43. Libby Day

AHORA

Los espirales del alambre de púas de la prisión brillaban amarillos cuando llegué a mi coche y me puse a pensar en toda la gente que había sufrido de manera intencionada, accidental, merecida, injusta, leve, total. Mi madre, Michelle, Debby. Ben. Yo. Krissi Cates. Sus padres. Los padres de Diondra. Diane. Trey. Crystal.

Me pregunté si aún se podría arreglar algo de aquello, si se podría sanar a alguien, o al menos consolarlo. Me detuve en una gasolinera a preguntar, porque se me había olvidado cómo llegar hasta el camping de la caravana de Diane, y maldita sea, iba a ver a Diane. Me atusé el pelo con la mano en el espejo del servicio de la gasolinera y me puse en los labios un poco de una barra de cacao que había estado a punto de robar, pero que finalmente había comprado (sin sentirme del todo bien por aquella decisión). A continuación crucé la ciudad hasta el camping de caravanas delimitado por una vallita blanca donde vivía Diane, con narcisos amarillos que crecían por todas partes.
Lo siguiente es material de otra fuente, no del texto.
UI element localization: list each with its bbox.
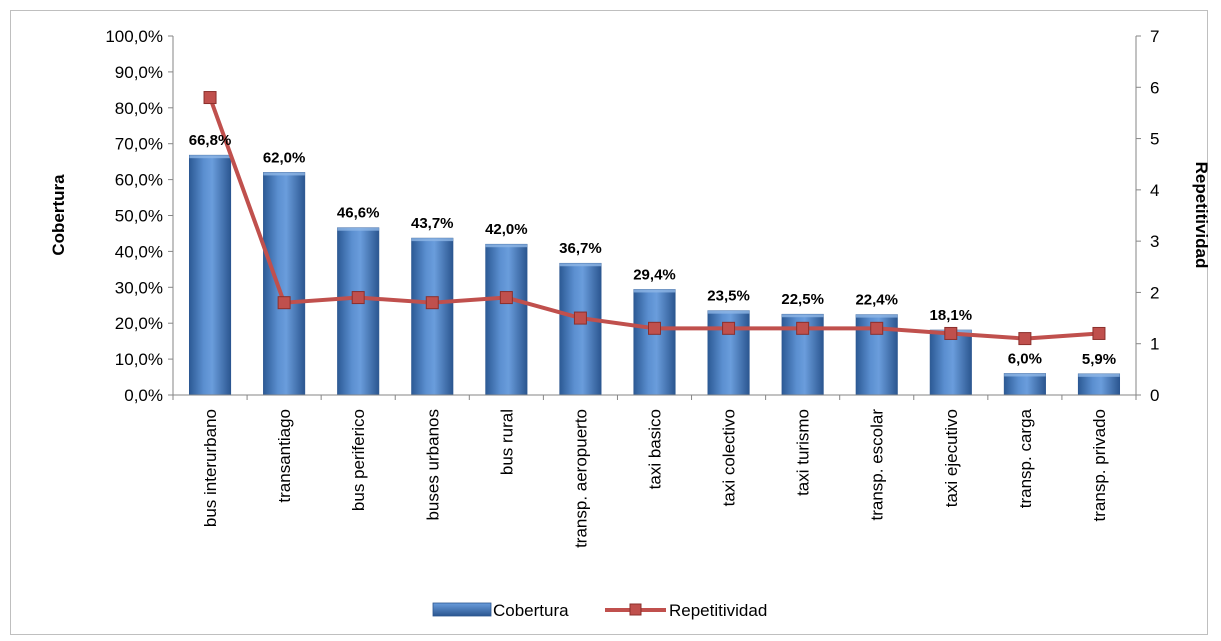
bar-top-2	[263, 172, 305, 176]
bar-11	[929, 329, 972, 396]
data-label: 22,4%	[855, 292, 898, 309]
bar-top-13	[1078, 373, 1120, 377]
bar-13	[1077, 373, 1121, 396]
x-tick-label: bus rural	[497, 409, 516, 475]
legend-swatch-repetitividad-marker	[629, 603, 642, 616]
y-tick-label-left: 0,0%	[124, 386, 163, 405]
y-tick-label-right: 6	[1150, 78, 1159, 97]
bar-4	[411, 237, 454, 396]
bar-3	[337, 227, 380, 396]
y-tick-label-left: 20,0%	[115, 314, 163, 333]
bar-top-1	[189, 155, 231, 159]
line-marker-5	[499, 291, 513, 305]
y-tick-label-left: 10,0%	[115, 350, 163, 369]
bar-top-6	[559, 263, 602, 267]
x-tick-label: taxi basico	[646, 409, 665, 489]
bars-layer	[188, 154, 1121, 396]
data-label: 42,0%	[485, 221, 528, 238]
data-labels-layer: 66,8% 62,0% 46,6% 43,7% 42,0% 36,7% 29,4% 23,5%…	[189, 132, 1116, 368]
bar-1	[188, 154, 232, 396]
legend: Cobertura Repetitividad	[432, 601, 767, 620]
x-tick-label: taxi turismo	[794, 409, 813, 496]
line-marker-10	[870, 321, 884, 335]
bar-top-5	[485, 244, 528, 248]
data-label: 43,7%	[411, 215, 454, 232]
y-tick-label-left: 80,0%	[115, 99, 163, 118]
y-tick-label-left: 60,0%	[115, 171, 163, 190]
y-axis-title-right: Repetitividad	[1192, 162, 1211, 269]
bar-top-10	[855, 314, 898, 318]
data-label: 6,0%	[1008, 350, 1042, 367]
y-tick-label-right: 4	[1150, 181, 1159, 200]
data-label: 5,9%	[1082, 351, 1116, 368]
y-tick-label-right: 3	[1150, 232, 1159, 251]
x-tick-label: taxi ejecutivo	[942, 409, 961, 507]
legend-swatch-cobertura	[432, 602, 492, 617]
data-label: 36,7%	[559, 240, 602, 257]
bar-top-7	[633, 289, 676, 293]
line-marker-7	[648, 321, 661, 335]
line-marker-3	[351, 291, 365, 305]
line-layer	[203, 91, 1106, 346]
y-tick-label-left: 50,0%	[115, 207, 163, 226]
y-tick-label-right: 5	[1150, 130, 1159, 149]
line-marker-12	[1018, 332, 1032, 346]
data-label: 62,0%	[263, 149, 306, 166]
data-label: 18,1%	[930, 307, 973, 324]
line-marker-13	[1092, 326, 1106, 340]
x-tick-label: transp. escolar	[868, 409, 887, 521]
bar-top-3	[337, 227, 379, 231]
bar-7	[633, 289, 676, 396]
x-tick-label: transp. privado	[1090, 409, 1109, 521]
data-label: 23,5%	[707, 288, 750, 305]
x-tick-label: taxi colectivo	[720, 409, 739, 506]
bar-top-12	[1004, 373, 1046, 377]
x-tick-label: transantiago	[275, 409, 294, 503]
x-tick-label: transp. carga	[1016, 408, 1035, 508]
data-label: 29,4%	[633, 266, 676, 283]
axes-layer: 0,0% 10,0% 20,0% 30,0% 40,0% 50,0% 60,0% 70,0% 8…	[105, 27, 1159, 548]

Sí, existe tal cosa, un camping de caravanas bonito. La casa de Diane estaba donde yo la recordaba. Detuve el coche y toqué el claxon tres veces, su ritual cuando ella nos visitaba por aquellos tiempos. Estaba en su pequeño jardín toqueteando los tulipanes, con su ancho trasero hacia mí, una mole de mujer con el pelo lleno de ondas plateadas.

Se volvió ante mis pitidos, pestañeando como una loca mientras yo salía del coche.

—¿Tía Diane? —dije.

Atravesó el jardín a grandes y sólidas zancadas, con la cara tensa. Cuando llegó a mí, me agarró y me abrazó con tal fuerza que me extrajo el aire de los pulmones. Entonces me dio dos fuertes palmadas, me sostuvo a la distancia de sus brazos, y volvió a abrazarme.

—Sabía que podías hacerlo, sabía que podías, Libby —murmuró entre mi pelo, cálida y oliendo a humo.

—¿Hacer qué?

—Intentarlo sólo con un poco más de esfuerzo.

* * *

Me quedé en casa de Diane dos horas, hasta que se nos agotaron los temas, como nos ocurría siempre. Me volvió a abrazar con brusquedad y me ordenó volver el sábado. Necesitaba ayuda para instalar una encimera.

No fui directamente a la autopista, sino que me desvié hacia el lugar donde una vez estuvo nuestra granja, conduciendo despacio, como si estuviera dando una vuelta y pasara por allí de manera accidental. El tiempo era inestable, pero bajé las ventanillas. Llegué al final del largo tramo de camino que llevaba hasta la granja, preparándome para ver alguna nueva urbanización o algún centro comercial. En cambio, di con un buzón de correos viejo: «Los Muehler», escrito en cursiva. Nuestra granja era de nuevo una granja. Un hombre caminaba por los campos. Allá lejos, junto al estanque, una mujer y una niña observaban a un perro chapotear en el agua, la niña movía los brazos alrededor de la cintura como las aspas de un molino, aburrida.

Lo observé todo durante unos pocos minutos, manteniendo mi cerebro estable, apartada del Lugar Oscuro. Nada de gritos, ni escopetas, ni graznidos de cuervos. Sólo percibía la calma. El hombre se percató finalmente de mi presencia y saludó con la mano. Yo le devolví el saludo, pero reanudé la marcha, al tiempo que él se acercaba paseando, como un vecino. No quería conocerle, y no quería presentarme. Sólo quería ser una mujer de vuelta a casa, Al Otro Lado del Camino.